Does this appear in a context in your program such that it can be replaced with a strictly monotonically increasing function of itself? For example, if it is the only term in the objective function, or the only term on the LHS of a LHS >= constant
constraint.
If so, this can be handled as a weighted-geometric mean, which actually represents $(x\sqrt{1-x})^{2/3}$.
In CVX (the original DCP tool), this can be done using the geo_mean function, as follows:
cvx_begin
variable x
maximize(geo_mean([x;1-x],1,[2;1]))
<add any constraints>
cvx_end
Internally, this geo_mean formulation is handled by CVX in a manner similar to @TheSimpliFire 's answer.
help geo_mean
geo_mean Geometric mean.
Y=geo_mean(X), where X is a vector, computes the geometrix mean of X. If any
of the elements of X are negative, then Y=-Inf. Otherwise, it is equivalent
to Y=PROD(X).^(1/LENGTH(X)). All elements must be real.
For matrices, geo_mean(X) is a row vector containing the geometric means of
the columns. For N-D arrays, geo_mean(X) is an array of the geometric means
taken along the first non-singleton dimension of X.
geo_mean(X,DIM) takes the geometric mean along the dimension DIM of X.
geo_mean(X,DIM,W), where W is a vector of nonnegative integers, computes a
weighted geometric mean Y = PROD(X.^W)^(1/SUM(W)). This is more efficient
than replicating the values of X W times. Note that W must be a vector,
even if X is a matrix, and its length must be the same as SIZE(X,DIM).
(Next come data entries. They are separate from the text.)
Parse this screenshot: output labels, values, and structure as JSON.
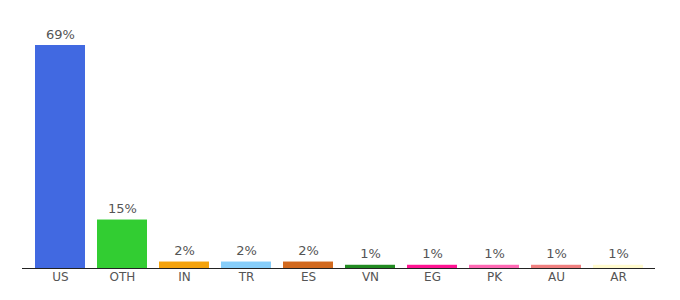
{
  "chart_data": {
    "type": "bar",
    "categories": [
      "US",
      "OTH",
      "IN",
      "TR",
      "ES",
      "VN",
      "EG",
      "PK",
      "AU",
      "AR"
    ],
    "values": [
      69,
      15,
      2,
      2,
      2,
      1,
      1,
      1,
      1,
      1
    ],
    "value_labels": [
      "69%",
      "15%",
      "2%",
      "2%",
      "2%",
      "1%",
      "1%",
      "1%",
      "1%",
      "1%"
    ],
    "colors": [
      "#4169e1",
      "#32cd32",
      "#f5a30c",
      "#87cefa",
      "#d2691e",
      "#228b22",
      "#ff1493",
      "#ff69b4",
      "#f08080",
      "#fffacd"
    ],
    "ylim": [
      0,
      69
    ],
    "data_labels": true,
    "tick_labels": "x",
    "grid": false
  }
}
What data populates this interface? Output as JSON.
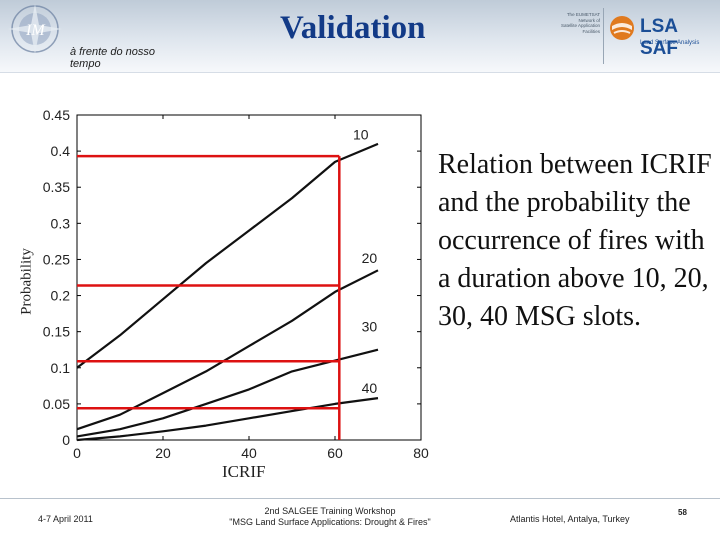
{
  "header": {
    "title": "Validation",
    "subtitle": "à frente do nosso tempo",
    "partner_text": [
      "The EUMETSAT",
      "Network of",
      "Satellite Application",
      "Facilities"
    ],
    "lsa_name": "LSA SAF",
    "lsa_tagline": "Land Surface Analysis"
  },
  "colors": {
    "title": "#123a87",
    "guide": "#dd1111",
    "curve": "#111111"
  },
  "description": "Relation between ICRIF and the probability the occurrence of fires with a duration above 10, 20, 30, 40 MSG slots.",
  "footer": {
    "date": "4-7 April 2011",
    "event_line1": "2nd SALGEE Training Workshop",
    "event_line2": "\"MSG Land Surface Applications: Drought & Fires\"",
    "venue": "Atlantis Hotel, Antalya, Turkey",
    "page": "58"
  },
  "chart_data": {
    "type": "line",
    "title": "",
    "xlabel": "ICRIF",
    "ylabel": "Probability",
    "xlim": [
      0,
      80
    ],
    "ylim": [
      0,
      0.45
    ],
    "xticks": [
      0,
      20,
      40,
      60,
      80
    ],
    "yticks": [
      0,
      0.05,
      0.1,
      0.15,
      0.2,
      0.25,
      0.3,
      0.35,
      0.4,
      0.45
    ],
    "ytick_labels": [
      "0",
      "0.05",
      "0.1",
      "0.15",
      "0.2",
      "0.25",
      "0.3",
      "0.35",
      "0.4",
      "0.45"
    ],
    "xtick_labels": [
      "0",
      "20",
      "40",
      "60",
      "80"
    ],
    "series": [
      {
        "name": "10",
        "x": [
          0,
          10,
          20,
          30,
          40,
          50,
          60,
          70
        ],
        "y": [
          0.1,
          0.145,
          0.195,
          0.245,
          0.29,
          0.335,
          0.385,
          0.41
        ]
      },
      {
        "name": "20",
        "x": [
          0,
          10,
          20,
          30,
          40,
          50,
          60,
          70
        ],
        "y": [
          0.015,
          0.035,
          0.065,
          0.095,
          0.13,
          0.165,
          0.205,
          0.235
        ]
      },
      {
        "name": "30",
        "x": [
          0,
          10,
          20,
          30,
          40,
          50,
          60,
          70
        ],
        "y": [
          0.005,
          0.015,
          0.03,
          0.05,
          0.07,
          0.095,
          0.11,
          0.125
        ]
      },
      {
        "name": "40",
        "x": [
          0,
          10,
          20,
          30,
          40,
          50,
          60,
          70
        ],
        "y": [
          0.0,
          0.005,
          0.012,
          0.02,
          0.03,
          0.04,
          0.05,
          0.058
        ]
      }
    ],
    "annotations": [
      {
        "label": "10",
        "x": 66,
        "y": 0.423
      },
      {
        "label": "20",
        "x": 68,
        "y": 0.252
      },
      {
        "label": "30",
        "x": 68,
        "y": 0.157
      },
      {
        "label": "40",
        "x": 68,
        "y": 0.072
      }
    ],
    "guides": {
      "vertical_x": 61,
      "horizontal_y": [
        0.393,
        0.214,
        0.109,
        0.044
      ]
    }
  }
}
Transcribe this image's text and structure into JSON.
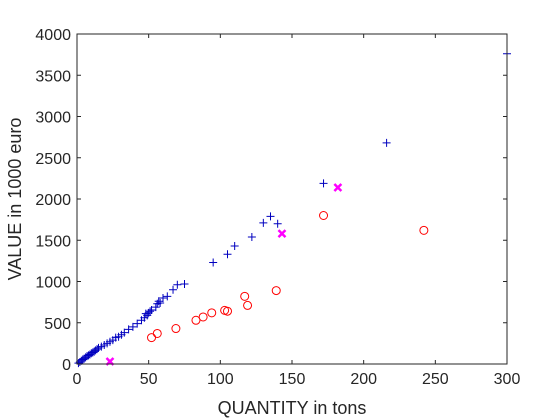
{
  "chart_data": {
    "type": "scatter",
    "title": "",
    "xlabel": "QUANTITY in tons",
    "ylabel": "VALUE in 1000 euro",
    "xlim": [
      0,
      300
    ],
    "ylim": [
      0,
      4000
    ],
    "xticks": [
      0,
      50,
      100,
      150,
      200,
      250,
      300
    ],
    "yticks": [
      0,
      500,
      1000,
      1500,
      2000,
      2500,
      3000,
      3500,
      4000
    ],
    "grid": false,
    "legend": "none",
    "series": [
      {
        "marker": "plus",
        "color": "#0000bf",
        "points": [
          [
            1,
            10
          ],
          [
            2,
            25
          ],
          [
            3,
            40
          ],
          [
            4,
            55
          ],
          [
            5,
            65
          ],
          [
            6,
            80
          ],
          [
            7,
            95
          ],
          [
            8,
            105
          ],
          [
            9,
            115
          ],
          [
            10,
            130
          ],
          [
            11,
            140
          ],
          [
            12,
            150
          ],
          [
            13,
            165
          ],
          [
            14,
            180
          ],
          [
            15,
            195
          ],
          [
            17,
            210
          ],
          [
            19,
            230
          ],
          [
            21,
            250
          ],
          [
            23,
            270
          ],
          [
            25,
            290
          ],
          [
            27,
            320
          ],
          [
            29,
            330
          ],
          [
            31,
            355
          ],
          [
            33,
            380
          ],
          [
            36,
            420
          ],
          [
            39,
            450
          ],
          [
            42,
            490
          ],
          [
            45,
            530
          ],
          [
            47,
            560
          ],
          [
            48,
            610
          ],
          [
            49,
            590
          ],
          [
            50,
            620
          ],
          [
            51,
            640
          ],
          [
            52,
            655
          ],
          [
            55,
            690
          ],
          [
            56,
            730
          ],
          [
            57,
            760
          ],
          [
            58,
            740
          ],
          [
            60,
            800
          ],
          [
            63,
            820
          ],
          [
            67,
            900
          ],
          [
            70,
            960
          ],
          [
            75,
            970
          ],
          [
            95,
            1230
          ],
          [
            105,
            1330
          ],
          [
            110,
            1430
          ],
          [
            122,
            1540
          ],
          [
            130,
            1710
          ],
          [
            135,
            1790
          ],
          [
            140,
            1700
          ],
          [
            172,
            2190
          ],
          [
            216,
            2680
          ],
          [
            300,
            3760
          ]
        ]
      },
      {
        "marker": "circle",
        "color": "#ff0000",
        "points": [
          [
            52,
            320
          ],
          [
            56,
            370
          ],
          [
            69,
            430
          ],
          [
            83,
            530
          ],
          [
            88,
            570
          ],
          [
            94,
            620
          ],
          [
            103,
            650
          ],
          [
            105,
            640
          ],
          [
            117,
            820
          ],
          [
            119,
            710
          ],
          [
            139,
            890
          ],
          [
            172,
            1800
          ],
          [
            242,
            1620
          ]
        ]
      },
      {
        "marker": "x",
        "color": "#ff00ff",
        "points": [
          [
            23,
            30
          ],
          [
            143,
            1580
          ],
          [
            182,
            2140
          ]
        ]
      }
    ]
  }
}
Disciplined convex programming information:
geo_mean is concave and nondecreasing; therefore, when used in CVX
specifications, its argument must be concave.
EDIT: @Henrik Alsing Friberg's subsequent answer is better than mine. I showed how to represent the stated function to the 2/3 power (which would only be useful in the circumstances I described), whereas he showed how to represent the function as stated in the question.